Philippe Boisclair a décidé d'exploiter au maximum les forces de son équipe.

«On est des experts dans la gestion du risque du crédit, des inventaires et des devises et on en fait profiter nos clients», observe-t-il.

Mais, sait-on jamais, il pourrait aussi très bien lancer entretemps une nouvelle entreprise comme il l'a fait en 2004 avec la société d'entreposage GoCube.com.

«Quand j'ai déménagé mon frère André à Harvard, en 2004, j'avais vu sur le campus des mini conteneurs qui servaient à déménager des chambres entières. Je trouvais que c'était une bonne idée.»

Avec ses deux associés de DevMcGill, Stéphane Côté et Christian Dusablon, il fonde la compagnie GoCube.com qui a été rachetée depuis par Christian Dusablon.
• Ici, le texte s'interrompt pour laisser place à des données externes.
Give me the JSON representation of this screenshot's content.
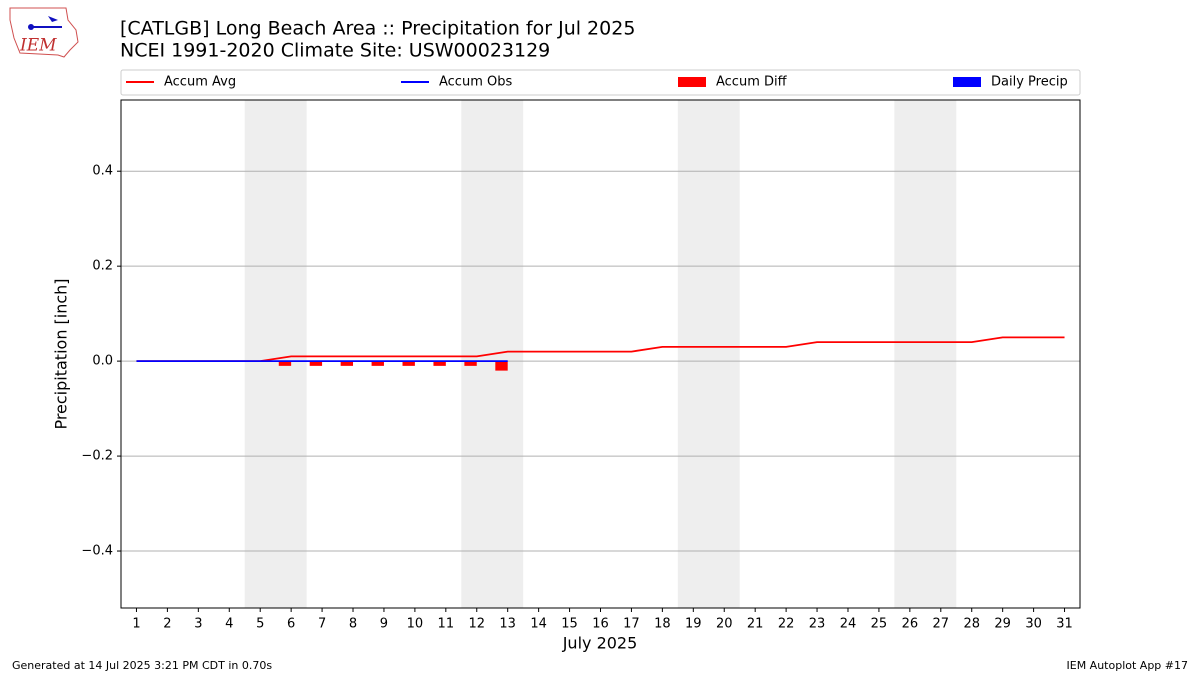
{
  "chart_data": {
    "type": "line",
    "title": "[CATLGB] Long Beach Area :: Precipitation for Jul 2025",
    "subtitle": "NCEI 1991-2020 Climate Site: USW00023129",
    "logo_text": "IEM",
    "xlabel": "July 2025",
    "ylabel": "Precipitation [inch]",
    "x": [
      1,
      2,
      3,
      4,
      5,
      6,
      7,
      8,
      9,
      10,
      11,
      12,
      13,
      14,
      15,
      16,
      17,
      18,
      19,
      20,
      21,
      22,
      23,
      24,
      25,
      26,
      27,
      28,
      29,
      30,
      31
    ],
    "series": [
      {
        "name": "Accum Avg",
        "kind": "line",
        "color": "#ff0000",
        "values": [
          0,
          0,
          0,
          0,
          0,
          0.01,
          0.01,
          0.01,
          0.01,
          0.01,
          0.01,
          0.01,
          0.02,
          0.02,
          0.02,
          0.02,
          0.02,
          0.03,
          0.03,
          0.03,
          0.03,
          0.03,
          0.04,
          0.04,
          0.04,
          0.04,
          0.04,
          0.04,
          0.05,
          0.05,
          0.05
        ]
      },
      {
        "name": "Accum Obs",
        "kind": "line",
        "color": "#0000ff",
        "values": [
          0,
          0,
          0,
          0,
          0,
          0,
          0,
          0,
          0,
          0,
          0,
          0,
          0,
          null,
          null,
          null,
          null,
          null,
          null,
          null,
          null,
          null,
          null,
          null,
          null,
          null,
          null,
          null,
          null,
          null,
          null
        ]
      },
      {
        "name": "Accum Diff",
        "kind": "bar",
        "side": "left",
        "color": "#ff0000",
        "values": [
          0,
          0,
          0,
          0,
          0,
          -0.01,
          -0.01,
          -0.01,
          -0.01,
          -0.01,
          -0.01,
          -0.01,
          -0.02,
          null,
          null,
          null,
          null,
          null,
          null,
          null,
          null,
          null,
          null,
          null,
          null,
          null,
          null,
          null,
          null,
          null,
          null
        ]
      },
      {
        "name": "Daily Precip",
        "kind": "bar",
        "side": "right",
        "color": "#0000ff",
        "values": [
          0,
          0,
          0,
          0,
          0,
          0,
          0,
          0,
          0,
          0,
          0,
          0,
          0,
          null,
          null,
          null,
          null,
          null,
          null,
          null,
          null,
          null,
          null,
          null,
          null,
          null,
          null,
          null,
          null,
          null,
          null
        ]
      }
    ],
    "weekend_spans": [
      [
        4.5,
        6.5
      ],
      [
        11.5,
        13.5
      ],
      [
        18.5,
        20.5
      ],
      [
        25.5,
        27.5
      ]
    ],
    "xlim": [
      0.5,
      31.5
    ],
    "xticks": [
      1,
      2,
      3,
      4,
      5,
      6,
      7,
      8,
      9,
      10,
      11,
      12,
      13,
      14,
      15,
      16,
      17,
      18,
      19,
      20,
      21,
      22,
      23,
      24,
      25,
      26,
      27,
      28,
      29,
      30,
      31
    ],
    "ylim": [
      -0.52,
      0.55
    ],
    "yticks": [
      {
        "value": -0.4,
        "label": "−0.4"
      },
      {
        "value": -0.2,
        "label": "−0.2"
      },
      {
        "value": 0,
        "label": "0.0"
      },
      0.2,
      0.4
    ],
    "grid": true,
    "legend": "top",
    "footer_left": "Generated at 14 Jul 2025 3:21 PM CDT in 0.70s",
    "footer_right": "IEM Autoplot App #17"
  }
}
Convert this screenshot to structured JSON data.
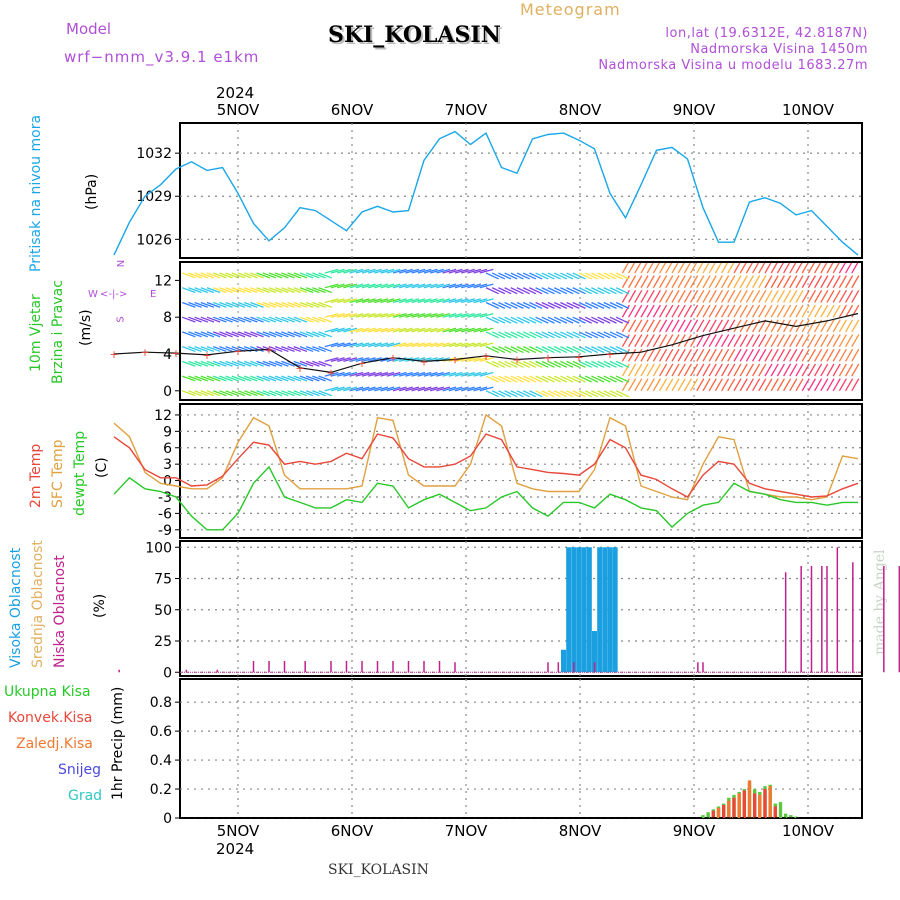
{
  "header": {
    "model_label": "Model",
    "model_name": "wrf−nmm_v3.9.1  e1km",
    "title": "SKI_KOLASIN",
    "meteogram": "Meteogram",
    "lonlat": "lon,lat (19.6312E, 42.8187N)",
    "elevation": "Nadmorska Visina 1450m",
    "model_elevation": "Nadmorska Visina u modelu 1683.27m",
    "year_top": "2024",
    "year_bottom": "2024",
    "footer_station": "SKI_KOLASIN",
    "watermark": "made by Angel"
  },
  "colors": {
    "pressure": "#1aa7e8",
    "t2m": "#e8473a",
    "sfc": "#e0a040",
    "dew": "#28c828",
    "high_cloud": "#1aa0e0",
    "low_cloud": "#c0208c",
    "precip_total": "#5cc840",
    "precip_conv": "#e8473a",
    "precip_frz": "#f07830",
    "snow": "#4a48e0",
    "grad": "#30c8c0",
    "purple_text": "#b04fd8"
  },
  "chart_data": [
    {
      "type": "line",
      "panel": "pressure",
      "ylabel_main": "Pritisak na nivou mora",
      "ylabel_unit": "(hPa)",
      "x_tick_labels": [
        "5NOV",
        "6NOV",
        "7NOV",
        "8NOV",
        "9NOV",
        "10NOV"
      ],
      "yticks": [
        1026,
        1029,
        1032
      ],
      "ylim": [
        1024.7,
        1034.1
      ],
      "grid": true,
      "series": [
        {
          "x_hours": [
            0,
            3,
            6,
            9,
            12,
            15,
            18,
            21,
            24,
            27,
            30,
            33,
            36,
            39,
            42,
            45,
            48,
            51,
            54,
            57,
            60,
            63,
            66,
            69,
            72,
            75,
            78,
            81,
            84,
            87,
            90,
            93,
            96,
            99,
            102,
            105,
            108,
            111,
            114,
            117,
            120,
            123,
            126,
            129,
            132,
            135,
            138,
            141,
            144
          ],
          "values": [
            1024.9,
            1027.2,
            1029.0,
            1029.8,
            1030.9,
            1031.4,
            1030.8,
            1031.0,
            1029.2,
            1027.1,
            1025.9,
            1026.8,
            1028.2,
            1028.0,
            1027.3,
            1026.6,
            1027.9,
            1028.3,
            1027.9,
            1028.0,
            1031.5,
            1033.0,
            1033.5,
            1032.6,
            1033.4,
            1031.0,
            1030.6,
            1033.0,
            1033.3,
            1033.4,
            1032.9,
            1032.3,
            1029.2,
            1027.5,
            1029.8,
            1032.2,
            1032.4,
            1031.6,
            1028.2,
            1025.8,
            1025.8,
            1028.6,
            1028.9,
            1028.5,
            1027.7,
            1028.0,
            1026.9,
            1025.8,
            1024.9
          ]
        }
      ]
    },
    {
      "type": "line",
      "panel": "wind",
      "ylabel_main": "10m Vjetar",
      "ylabel_main2": "Brzina i Pravac",
      "ylabel_unit": "(m/s)",
      "compass_n": "N",
      "compass_s": "S",
      "compass_w": "W",
      "compass_e": "E",
      "yticks": [
        0,
        4,
        8,
        12
      ],
      "ylim": [
        -1,
        14
      ],
      "grid": true,
      "series": [
        {
          "name": "speed",
          "x_hours": [
            0,
            6,
            12,
            18,
            24,
            30,
            36,
            42,
            48,
            54,
            60,
            66,
            72,
            78,
            84,
            90,
            96,
            102,
            108,
            114,
            120,
            126,
            132,
            138,
            144
          ],
          "values": [
            4.0,
            4.2,
            4.1,
            3.9,
            4.3,
            4.5,
            2.5,
            2.0,
            3.0,
            3.6,
            3.2,
            3.4,
            3.8,
            3.4,
            3.6,
            3.7,
            4.0,
            4.2,
            5.0,
            6.0,
            6.8,
            7.6,
            7.0,
            7.6,
            8.4
          ]
        }
      ]
    },
    {
      "type": "line",
      "panel": "temperature",
      "ylabel_lines": [
        "2m Temp",
        "SFC Temp",
        "dewpt Temp"
      ],
      "ylabel_unit": "(C)",
      "yticks": [
        -9,
        -6,
        -3,
        0,
        3,
        6,
        9,
        12
      ],
      "ylim": [
        -10.5,
        14
      ],
      "grid": true,
      "series": [
        {
          "name": "2m Temp",
          "x_hours": [
            0,
            3,
            6,
            9,
            12,
            15,
            18,
            21,
            24,
            27,
            30,
            33,
            36,
            39,
            42,
            45,
            48,
            51,
            54,
            57,
            60,
            63,
            66,
            69,
            72,
            75,
            78,
            81,
            84,
            87,
            90,
            93,
            96,
            99,
            102,
            105,
            108,
            111,
            114,
            117,
            120,
            123,
            126,
            129,
            132,
            135,
            138,
            141,
            144
          ],
          "values": [
            8.0,
            6.0,
            2.0,
            0.5,
            0.5,
            -1.0,
            -0.8,
            0.8,
            4.0,
            7.0,
            6.5,
            3.0,
            3.5,
            3.0,
            3.5,
            5.0,
            4.0,
            8.5,
            7.8,
            4.0,
            2.5,
            2.5,
            3.0,
            4.5,
            8.5,
            7.5,
            2.5,
            2.0,
            1.5,
            1.3,
            1.0,
            3.0,
            7.5,
            6.0,
            1.0,
            0.2,
            -1.5,
            -3.0,
            1.0,
            3.5,
            3.0,
            -0.5,
            -1.5,
            -2.0,
            -2.5,
            -3.0,
            -2.8,
            -1.5,
            -0.5
          ]
        },
        {
          "name": "SFC Temp",
          "x_hours": [
            0,
            3,
            6,
            9,
            12,
            15,
            18,
            21,
            24,
            27,
            30,
            33,
            36,
            39,
            42,
            45,
            48,
            51,
            54,
            57,
            60,
            63,
            66,
            69,
            72,
            75,
            78,
            81,
            84,
            87,
            90,
            93,
            96,
            99,
            102,
            105,
            108,
            111,
            114,
            117,
            120,
            123,
            126,
            129,
            132,
            135,
            138,
            141,
            144
          ],
          "values": [
            10.5,
            8.0,
            1.5,
            -0.5,
            -1.0,
            -1.5,
            -1.5,
            0.5,
            7.0,
            11.5,
            10.0,
            1.0,
            -1.5,
            -1.5,
            -1.5,
            -1.5,
            -1.0,
            11.5,
            11.0,
            1.0,
            -1.0,
            -1.0,
            -1.0,
            3.0,
            12.0,
            10.0,
            -0.5,
            -1.5,
            -2.0,
            -2.0,
            -2.0,
            2.0,
            11.5,
            10.0,
            -1.0,
            -2.0,
            -3.0,
            -3.5,
            3.0,
            8.0,
            7.5,
            -2.0,
            -2.5,
            -3.0,
            -3.0,
            -3.5,
            -3.0,
            4.5,
            4.0
          ]
        },
        {
          "name": "dewpt Temp",
          "x_hours": [
            0,
            3,
            6,
            9,
            12,
            15,
            18,
            21,
            24,
            27,
            30,
            33,
            36,
            39,
            42,
            45,
            48,
            51,
            54,
            57,
            60,
            63,
            66,
            69,
            72,
            75,
            78,
            81,
            84,
            87,
            90,
            93,
            96,
            99,
            102,
            105,
            108,
            111,
            114,
            117,
            120,
            123,
            126,
            129,
            132,
            135,
            138,
            141,
            144
          ],
          "values": [
            -2.5,
            0.5,
            -1.5,
            -2.0,
            -3.0,
            -6.5,
            -9.0,
            -9.0,
            -6.0,
            -0.5,
            2.5,
            -3.0,
            -4.0,
            -5.0,
            -5.0,
            -3.5,
            -4.0,
            -0.5,
            -1.0,
            -5.0,
            -3.5,
            -2.5,
            -4.0,
            -5.5,
            -5.0,
            -3.0,
            -2.0,
            -5.0,
            -6.5,
            -4.0,
            -4.0,
            -5.0,
            -2.5,
            -3.5,
            -5.0,
            -5.5,
            -8.5,
            -6.0,
            -4.5,
            -4.0,
            -0.5,
            -2.0,
            -2.5,
            -3.5,
            -4.0,
            -4.0,
            -4.5,
            -4.0,
            -4.0
          ]
        }
      ]
    },
    {
      "type": "bar",
      "panel": "clouds",
      "ylabel_lines": [
        "Visoka Oblacnost",
        "Srednja Oblacnost",
        "Niska Oblacnost"
      ],
      "ylabel_unit": "(%)",
      "yticks": [
        0,
        25,
        50,
        75,
        100
      ],
      "ylim": [
        -3,
        105
      ],
      "grid": true,
      "series": [
        {
          "name": "Visoka Oblacnost",
          "x_hours": [
            87,
            88,
            89,
            90,
            91,
            92,
            93,
            94,
            95,
            96,
            97,
            98
          ],
          "values": [
            18,
            100,
            100,
            100,
            100,
            100,
            33,
            100,
            100,
            100,
            100,
            0
          ]
        },
        {
          "name": "Niska Oblacnost",
          "x_hours": [
            1,
            14,
            20,
            27,
            30,
            33,
            37,
            42,
            45,
            48,
            51,
            54,
            57,
            60,
            63,
            66,
            84,
            86,
            89,
            93,
            113,
            114,
            130,
            133,
            135,
            137,
            138,
            140,
            143,
            149,
            152,
            155,
            157
          ],
          "values": [
            2,
            2,
            2,
            9,
            9,
            9,
            9,
            9,
            9,
            9,
            9,
            9,
            9,
            9,
            9,
            8,
            8,
            8,
            8,
            8,
            8,
            8,
            80,
            85,
            85,
            85,
            85,
            100,
            88,
            85,
            85,
            85,
            2
          ]
        }
      ]
    },
    {
      "type": "bar",
      "panel": "precip",
      "legend": [
        "Ukupna  Kisa",
        "Konvek.Kisa",
        "Zaledj.Kisa",
        "Snijeg",
        "Grad"
      ],
      "ylabel_unit": "1hr Precip (mm)",
      "yticks": [
        0,
        0.2,
        0.4,
        0.6,
        0.8
      ],
      "ylim": [
        0,
        0.96
      ],
      "grid": true,
      "series": [
        {
          "name": "Ukupna  Kisa",
          "x_hours": [
            114,
            115,
            116,
            117,
            118,
            119,
            120,
            121,
            122,
            123,
            124,
            125,
            126,
            127,
            128,
            129,
            130,
            131,
            132
          ],
          "values": [
            0.02,
            0.04,
            0.06,
            0.08,
            0.1,
            0.14,
            0.16,
            0.18,
            0.2,
            0.24,
            0.2,
            0.18,
            0.22,
            0.23,
            0.1,
            0.11,
            0.03,
            0.02,
            0.01
          ]
        },
        {
          "name": "Konvek.Kisa",
          "x_hours": [
            116,
            118,
            120,
            122,
            124,
            126,
            128
          ],
          "values": [
            0.05,
            0.09,
            0.14,
            0.19,
            0.17,
            0.2,
            0.08
          ]
        },
        {
          "name": "Zaledj.Kisa",
          "x_hours": [
            117,
            119,
            121,
            123,
            125,
            127
          ],
          "values": [
            0.07,
            0.12,
            0.17,
            0.26,
            0.16,
            0.22
          ]
        }
      ]
    }
  ]
}
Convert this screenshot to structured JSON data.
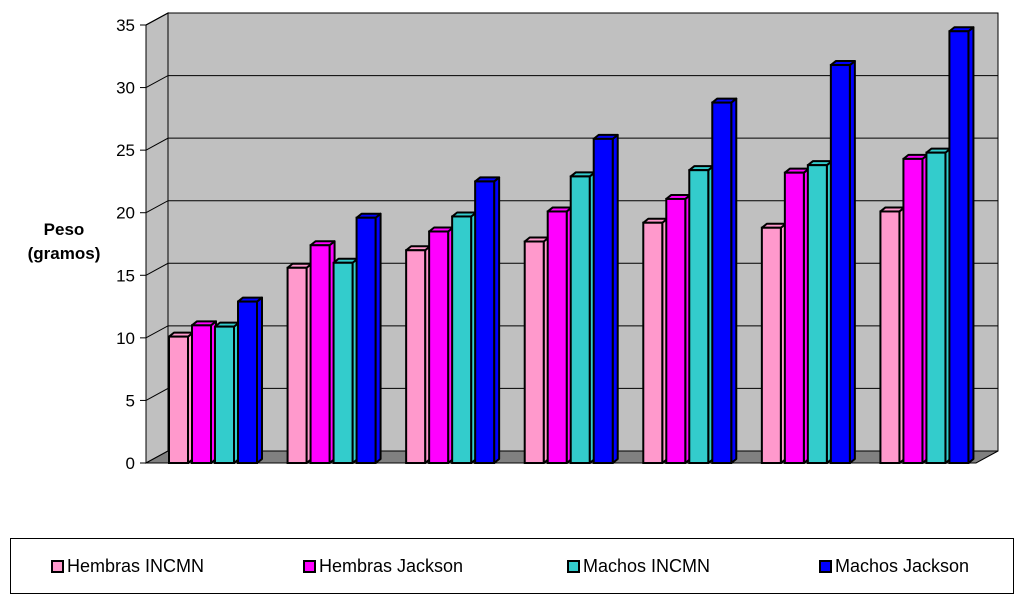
{
  "chart_data": {
    "type": "bar",
    "title": "",
    "ylabel": [
      "Peso",
      "(gramos)"
    ],
    "xlabel": "",
    "ylim": [
      0,
      35
    ],
    "yticks": [
      0,
      5,
      10,
      15,
      20,
      25,
      30,
      35
    ],
    "categories": [
      "",
      "",
      "",
      "",
      "",
      "",
      ""
    ],
    "series": [
      {
        "name": "Hembras INCMN",
        "color": "#ff99cc",
        "values": [
          10.1,
          15.6,
          17.0,
          17.7,
          19.2,
          18.8,
          20.1
        ]
      },
      {
        "name": "Hembras Jackson",
        "color": "#ff00ff",
        "values": [
          11.0,
          17.4,
          18.5,
          20.1,
          21.1,
          23.2,
          24.3
        ]
      },
      {
        "name": "Machos INCMN",
        "color": "#33cccc",
        "values": [
          10.9,
          16.0,
          19.7,
          22.9,
          23.4,
          23.8,
          24.8
        ]
      },
      {
        "name": "Machos Jackson",
        "color": "#0000ff",
        "values": [
          12.9,
          19.6,
          22.5,
          25.9,
          28.8,
          31.8,
          34.5
        ]
      }
    ],
    "grid": true,
    "legend_position": "bottom",
    "plot_background": "#c0c0c0",
    "floor_color": "#808080"
  }
}
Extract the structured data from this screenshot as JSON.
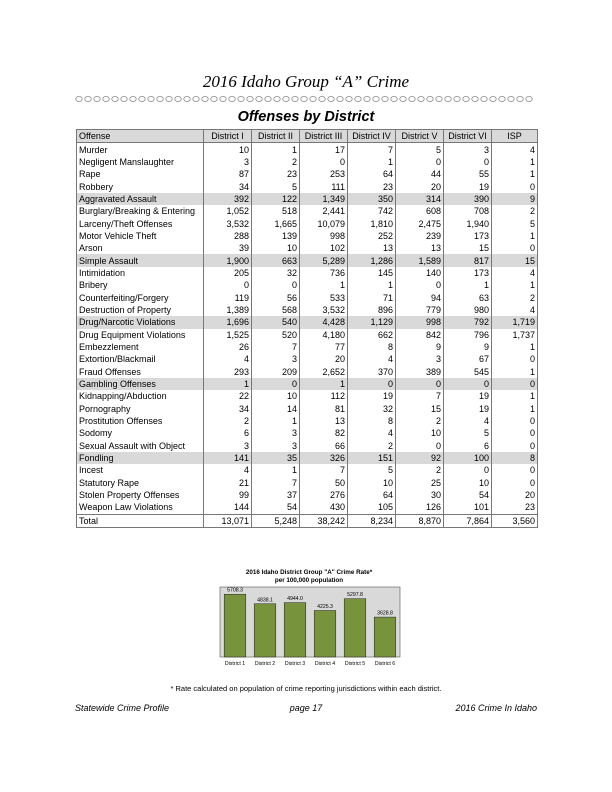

Ce dernier vient tout juste de faire l'acquisition le mois dernier de la compagnie de déménagement La Capitale.

La décision stratégique

La meilleure décision que Philippe Boisclair estime avoir prise, depuis qu'il s'est lancé en affaires, a été de quitter l'entreprise qu'il avait fondée avec trois associés pour repartir plus fort sur des bases nouvelles.

«Diriger une entreprise à quatre, ça n'avait pas de bon sens. Plus jamais je ne referais ça. On était toujours sur le frein, chacun questionnant la décision de l'autre. Je ne suis pas un gars de chicane et je voulais opérer mon entreprise comme je l'entendais.

«On s'est séparé dans la plus grande cordialité. Mais pour moi il était essentiel de capitaliser sur la crise pour créer une entreprise plus forte et mieux armée. C'est exactement ce qu'on a fait et ça a marché comme je l'espérais.»